The water must force its way through the narrow river, and uneven mountain sides cause swirls that form eddies where stones grind into the mountainside. This is how the half- potholes right under Gjernesbrua were formed. There are remains of other potholes further inward in the canyon. Up on the mountainside one can see the remains of similar old, partly eroded grinding sculptures. This shows where the water ran at the end of the ice age when the canyon was shallower. Now the grinding into the bottom is strongest during periods of flooding, but there was even more water and better access to polishing rocks at the end of the last Ice Age.

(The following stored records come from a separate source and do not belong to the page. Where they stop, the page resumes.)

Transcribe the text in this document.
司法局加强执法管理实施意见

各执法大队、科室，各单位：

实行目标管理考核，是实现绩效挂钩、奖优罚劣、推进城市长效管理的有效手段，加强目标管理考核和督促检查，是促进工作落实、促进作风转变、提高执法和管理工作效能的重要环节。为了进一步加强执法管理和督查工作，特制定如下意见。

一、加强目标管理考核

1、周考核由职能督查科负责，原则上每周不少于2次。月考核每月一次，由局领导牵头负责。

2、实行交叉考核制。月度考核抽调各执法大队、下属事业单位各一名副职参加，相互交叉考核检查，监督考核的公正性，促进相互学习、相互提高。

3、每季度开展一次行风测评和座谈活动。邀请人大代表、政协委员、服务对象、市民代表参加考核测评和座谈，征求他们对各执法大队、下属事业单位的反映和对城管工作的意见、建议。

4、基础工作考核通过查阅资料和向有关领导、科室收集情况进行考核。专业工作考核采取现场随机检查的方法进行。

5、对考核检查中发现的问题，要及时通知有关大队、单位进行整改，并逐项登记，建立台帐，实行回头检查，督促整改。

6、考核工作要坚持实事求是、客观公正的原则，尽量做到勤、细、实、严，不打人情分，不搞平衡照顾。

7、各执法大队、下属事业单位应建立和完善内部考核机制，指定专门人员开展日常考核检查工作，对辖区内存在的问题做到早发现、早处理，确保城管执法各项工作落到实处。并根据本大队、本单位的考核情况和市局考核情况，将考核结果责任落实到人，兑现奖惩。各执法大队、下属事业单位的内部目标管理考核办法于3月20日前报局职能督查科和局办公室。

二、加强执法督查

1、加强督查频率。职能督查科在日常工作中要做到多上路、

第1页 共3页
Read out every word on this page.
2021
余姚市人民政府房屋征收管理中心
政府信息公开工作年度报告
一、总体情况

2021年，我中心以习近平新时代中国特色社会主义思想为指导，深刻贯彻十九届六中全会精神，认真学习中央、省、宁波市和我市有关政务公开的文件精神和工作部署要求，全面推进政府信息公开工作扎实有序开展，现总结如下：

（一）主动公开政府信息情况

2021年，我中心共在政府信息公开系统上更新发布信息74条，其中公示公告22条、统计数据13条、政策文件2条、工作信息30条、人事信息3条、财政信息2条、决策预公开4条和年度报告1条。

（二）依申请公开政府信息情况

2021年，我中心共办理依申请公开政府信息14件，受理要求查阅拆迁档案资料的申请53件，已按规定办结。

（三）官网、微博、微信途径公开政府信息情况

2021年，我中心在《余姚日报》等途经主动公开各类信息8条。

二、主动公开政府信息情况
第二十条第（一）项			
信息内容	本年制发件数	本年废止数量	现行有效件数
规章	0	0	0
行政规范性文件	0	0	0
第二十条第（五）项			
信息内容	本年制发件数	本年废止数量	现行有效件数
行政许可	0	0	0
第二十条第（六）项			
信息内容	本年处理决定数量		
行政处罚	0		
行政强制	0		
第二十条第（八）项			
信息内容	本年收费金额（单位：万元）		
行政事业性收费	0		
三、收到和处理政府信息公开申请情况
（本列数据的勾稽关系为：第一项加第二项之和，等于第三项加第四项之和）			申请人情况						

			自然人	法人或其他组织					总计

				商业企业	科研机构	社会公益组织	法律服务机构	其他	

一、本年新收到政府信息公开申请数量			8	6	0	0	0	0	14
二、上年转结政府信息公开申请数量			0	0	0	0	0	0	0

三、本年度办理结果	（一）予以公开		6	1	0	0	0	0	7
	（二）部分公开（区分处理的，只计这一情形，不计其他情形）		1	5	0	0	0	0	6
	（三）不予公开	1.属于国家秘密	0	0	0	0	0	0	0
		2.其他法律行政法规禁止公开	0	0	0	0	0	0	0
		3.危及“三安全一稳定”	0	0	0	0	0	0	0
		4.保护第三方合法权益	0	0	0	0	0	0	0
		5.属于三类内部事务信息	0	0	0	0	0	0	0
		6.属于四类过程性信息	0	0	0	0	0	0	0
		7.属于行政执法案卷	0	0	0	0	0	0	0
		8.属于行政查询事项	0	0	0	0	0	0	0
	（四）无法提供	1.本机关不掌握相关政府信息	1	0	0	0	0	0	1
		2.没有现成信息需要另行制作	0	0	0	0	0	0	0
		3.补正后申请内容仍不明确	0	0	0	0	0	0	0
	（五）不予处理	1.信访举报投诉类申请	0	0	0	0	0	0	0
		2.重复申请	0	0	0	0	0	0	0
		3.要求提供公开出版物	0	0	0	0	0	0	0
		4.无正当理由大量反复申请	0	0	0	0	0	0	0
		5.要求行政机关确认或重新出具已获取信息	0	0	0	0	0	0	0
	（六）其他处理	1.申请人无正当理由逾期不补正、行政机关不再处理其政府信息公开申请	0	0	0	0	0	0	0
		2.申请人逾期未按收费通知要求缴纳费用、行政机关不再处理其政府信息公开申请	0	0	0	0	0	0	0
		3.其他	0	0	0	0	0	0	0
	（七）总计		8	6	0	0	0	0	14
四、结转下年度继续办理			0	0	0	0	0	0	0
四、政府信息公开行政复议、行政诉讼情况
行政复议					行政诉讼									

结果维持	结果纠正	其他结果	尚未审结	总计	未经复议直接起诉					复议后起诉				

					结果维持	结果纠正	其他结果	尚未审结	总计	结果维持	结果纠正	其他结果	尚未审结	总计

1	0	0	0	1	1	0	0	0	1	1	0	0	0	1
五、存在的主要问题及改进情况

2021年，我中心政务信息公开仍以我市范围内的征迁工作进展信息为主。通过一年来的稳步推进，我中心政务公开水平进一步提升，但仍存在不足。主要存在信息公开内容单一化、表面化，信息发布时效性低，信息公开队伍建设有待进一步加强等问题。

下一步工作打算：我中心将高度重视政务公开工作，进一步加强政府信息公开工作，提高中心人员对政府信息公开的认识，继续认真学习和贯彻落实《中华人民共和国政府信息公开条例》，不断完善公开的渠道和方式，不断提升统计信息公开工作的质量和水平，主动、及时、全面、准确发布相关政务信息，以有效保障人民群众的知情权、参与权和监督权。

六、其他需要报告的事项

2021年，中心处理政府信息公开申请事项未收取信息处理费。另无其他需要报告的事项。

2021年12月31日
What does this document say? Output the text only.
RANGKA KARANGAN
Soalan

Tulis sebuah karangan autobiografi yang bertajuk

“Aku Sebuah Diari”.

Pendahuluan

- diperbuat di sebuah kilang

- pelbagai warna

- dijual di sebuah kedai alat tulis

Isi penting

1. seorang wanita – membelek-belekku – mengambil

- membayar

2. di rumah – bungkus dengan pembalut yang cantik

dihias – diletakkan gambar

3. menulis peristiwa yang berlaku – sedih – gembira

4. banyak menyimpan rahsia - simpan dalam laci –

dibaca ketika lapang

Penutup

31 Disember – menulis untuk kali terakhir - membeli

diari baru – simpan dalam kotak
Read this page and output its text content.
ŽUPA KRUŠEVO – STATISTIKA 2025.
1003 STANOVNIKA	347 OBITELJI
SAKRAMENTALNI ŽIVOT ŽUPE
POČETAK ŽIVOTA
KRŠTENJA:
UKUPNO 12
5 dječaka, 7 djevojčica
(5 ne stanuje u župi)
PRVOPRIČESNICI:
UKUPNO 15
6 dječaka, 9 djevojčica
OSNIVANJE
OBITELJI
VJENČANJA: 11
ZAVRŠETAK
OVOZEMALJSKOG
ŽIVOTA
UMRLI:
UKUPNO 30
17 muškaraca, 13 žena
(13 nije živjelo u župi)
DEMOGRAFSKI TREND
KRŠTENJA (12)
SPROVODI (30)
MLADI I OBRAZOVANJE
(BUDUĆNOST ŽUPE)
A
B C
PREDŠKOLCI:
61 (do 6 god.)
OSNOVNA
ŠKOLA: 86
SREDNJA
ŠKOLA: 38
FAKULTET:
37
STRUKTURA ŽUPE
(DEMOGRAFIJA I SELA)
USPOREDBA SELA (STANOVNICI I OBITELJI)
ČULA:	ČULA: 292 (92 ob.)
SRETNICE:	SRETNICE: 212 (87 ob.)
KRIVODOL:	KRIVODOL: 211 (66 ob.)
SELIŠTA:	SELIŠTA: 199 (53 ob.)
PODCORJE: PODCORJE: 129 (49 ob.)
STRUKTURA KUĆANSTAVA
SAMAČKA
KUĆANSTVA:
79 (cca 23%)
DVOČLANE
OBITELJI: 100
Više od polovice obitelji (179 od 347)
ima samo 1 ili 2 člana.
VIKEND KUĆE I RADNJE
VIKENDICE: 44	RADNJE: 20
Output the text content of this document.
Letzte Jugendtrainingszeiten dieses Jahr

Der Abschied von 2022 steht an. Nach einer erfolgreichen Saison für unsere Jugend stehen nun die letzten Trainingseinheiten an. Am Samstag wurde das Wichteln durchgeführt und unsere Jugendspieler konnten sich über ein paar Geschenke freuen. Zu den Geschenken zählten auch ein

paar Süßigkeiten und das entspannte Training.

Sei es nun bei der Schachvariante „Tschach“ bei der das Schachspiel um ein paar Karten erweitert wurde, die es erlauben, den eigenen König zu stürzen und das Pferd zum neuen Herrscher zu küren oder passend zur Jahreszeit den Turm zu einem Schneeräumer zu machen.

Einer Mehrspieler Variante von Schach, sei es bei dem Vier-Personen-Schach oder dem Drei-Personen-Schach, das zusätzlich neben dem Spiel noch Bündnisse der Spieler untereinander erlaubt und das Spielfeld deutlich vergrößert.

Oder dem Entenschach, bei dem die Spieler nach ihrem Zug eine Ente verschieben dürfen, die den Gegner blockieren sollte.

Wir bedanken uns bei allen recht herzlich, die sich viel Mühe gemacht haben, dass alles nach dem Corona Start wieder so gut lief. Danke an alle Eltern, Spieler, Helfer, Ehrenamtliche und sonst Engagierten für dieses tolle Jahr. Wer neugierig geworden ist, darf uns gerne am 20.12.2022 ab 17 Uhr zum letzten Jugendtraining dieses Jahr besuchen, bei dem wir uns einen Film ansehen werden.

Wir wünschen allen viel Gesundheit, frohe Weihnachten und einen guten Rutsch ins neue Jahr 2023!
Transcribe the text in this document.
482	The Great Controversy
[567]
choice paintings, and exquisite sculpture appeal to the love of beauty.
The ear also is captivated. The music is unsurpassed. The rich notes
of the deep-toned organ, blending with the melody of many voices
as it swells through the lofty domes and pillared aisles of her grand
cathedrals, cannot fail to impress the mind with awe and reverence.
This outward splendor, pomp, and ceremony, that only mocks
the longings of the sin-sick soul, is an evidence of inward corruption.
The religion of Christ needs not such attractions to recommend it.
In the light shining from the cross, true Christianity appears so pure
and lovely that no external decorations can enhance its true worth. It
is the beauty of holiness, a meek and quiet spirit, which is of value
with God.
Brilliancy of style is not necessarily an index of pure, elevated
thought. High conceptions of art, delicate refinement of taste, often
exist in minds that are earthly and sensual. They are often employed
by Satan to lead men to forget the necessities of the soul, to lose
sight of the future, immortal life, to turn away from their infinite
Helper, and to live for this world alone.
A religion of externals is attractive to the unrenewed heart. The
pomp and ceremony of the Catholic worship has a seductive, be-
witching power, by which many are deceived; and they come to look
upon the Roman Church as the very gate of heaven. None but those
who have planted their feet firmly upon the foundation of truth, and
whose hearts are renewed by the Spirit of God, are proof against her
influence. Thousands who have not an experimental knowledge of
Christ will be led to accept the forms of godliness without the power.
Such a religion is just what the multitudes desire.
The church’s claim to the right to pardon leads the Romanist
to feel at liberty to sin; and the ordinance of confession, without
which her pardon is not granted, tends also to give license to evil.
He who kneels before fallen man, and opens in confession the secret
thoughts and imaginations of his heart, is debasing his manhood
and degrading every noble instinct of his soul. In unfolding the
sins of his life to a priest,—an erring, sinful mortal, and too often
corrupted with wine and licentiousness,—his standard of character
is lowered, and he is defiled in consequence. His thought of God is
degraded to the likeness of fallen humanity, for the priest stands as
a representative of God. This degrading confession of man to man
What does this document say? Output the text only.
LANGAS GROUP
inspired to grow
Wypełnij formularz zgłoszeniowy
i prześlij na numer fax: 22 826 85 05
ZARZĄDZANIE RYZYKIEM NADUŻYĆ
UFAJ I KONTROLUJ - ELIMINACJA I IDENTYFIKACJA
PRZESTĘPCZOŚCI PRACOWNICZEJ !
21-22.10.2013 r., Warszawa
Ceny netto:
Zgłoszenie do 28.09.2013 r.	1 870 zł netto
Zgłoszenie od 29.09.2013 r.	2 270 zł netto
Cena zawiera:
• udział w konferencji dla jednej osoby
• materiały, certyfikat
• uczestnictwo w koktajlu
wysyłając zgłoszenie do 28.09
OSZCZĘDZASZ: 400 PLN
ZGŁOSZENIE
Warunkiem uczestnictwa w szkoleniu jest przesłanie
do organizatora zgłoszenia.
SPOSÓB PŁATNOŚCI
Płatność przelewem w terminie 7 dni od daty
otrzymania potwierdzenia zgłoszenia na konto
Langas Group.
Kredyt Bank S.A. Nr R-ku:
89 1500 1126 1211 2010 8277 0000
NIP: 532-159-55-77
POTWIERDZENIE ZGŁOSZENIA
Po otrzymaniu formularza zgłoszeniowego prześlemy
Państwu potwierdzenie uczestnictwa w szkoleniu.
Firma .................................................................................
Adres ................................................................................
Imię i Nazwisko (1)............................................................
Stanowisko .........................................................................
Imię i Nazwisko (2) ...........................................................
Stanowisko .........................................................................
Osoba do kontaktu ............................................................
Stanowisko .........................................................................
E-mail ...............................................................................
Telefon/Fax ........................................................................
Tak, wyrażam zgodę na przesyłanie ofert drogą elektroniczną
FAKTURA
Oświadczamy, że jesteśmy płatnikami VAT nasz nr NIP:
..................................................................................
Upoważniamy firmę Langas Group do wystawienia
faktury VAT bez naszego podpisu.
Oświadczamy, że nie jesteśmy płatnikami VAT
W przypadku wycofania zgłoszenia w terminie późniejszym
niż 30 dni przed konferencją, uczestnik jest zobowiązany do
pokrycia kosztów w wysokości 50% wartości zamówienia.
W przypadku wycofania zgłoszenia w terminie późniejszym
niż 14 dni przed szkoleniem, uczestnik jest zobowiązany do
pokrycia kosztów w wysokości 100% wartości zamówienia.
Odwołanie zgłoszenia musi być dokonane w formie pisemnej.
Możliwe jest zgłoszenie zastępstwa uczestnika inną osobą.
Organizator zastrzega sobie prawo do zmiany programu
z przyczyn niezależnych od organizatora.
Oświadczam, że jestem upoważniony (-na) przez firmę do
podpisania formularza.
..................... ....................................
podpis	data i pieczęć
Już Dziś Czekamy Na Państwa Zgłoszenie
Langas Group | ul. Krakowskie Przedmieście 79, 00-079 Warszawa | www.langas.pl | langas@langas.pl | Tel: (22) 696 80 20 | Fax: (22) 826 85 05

If you would like a botanical treat, you should look for muskroot, a little plant that grows beside the path in the canyon. The small and characteristic flowers are green coloured. You see them best in May.
- Håland, A.; Chapman, E. 1998. Ornitologisk status for 4 naturreservater i Voss/Hardanger-regionen. Vurderinger av trusler, skjøtselsbehov og tiltak for informasjonsformidling. NNI-rapport 19.
- Skreden, S. A. 1967. Kvartærgeologiske undersøkelser i området Voss-Bolstadøyri samt Bordalen. Upublisert hovedoppgave,UiB.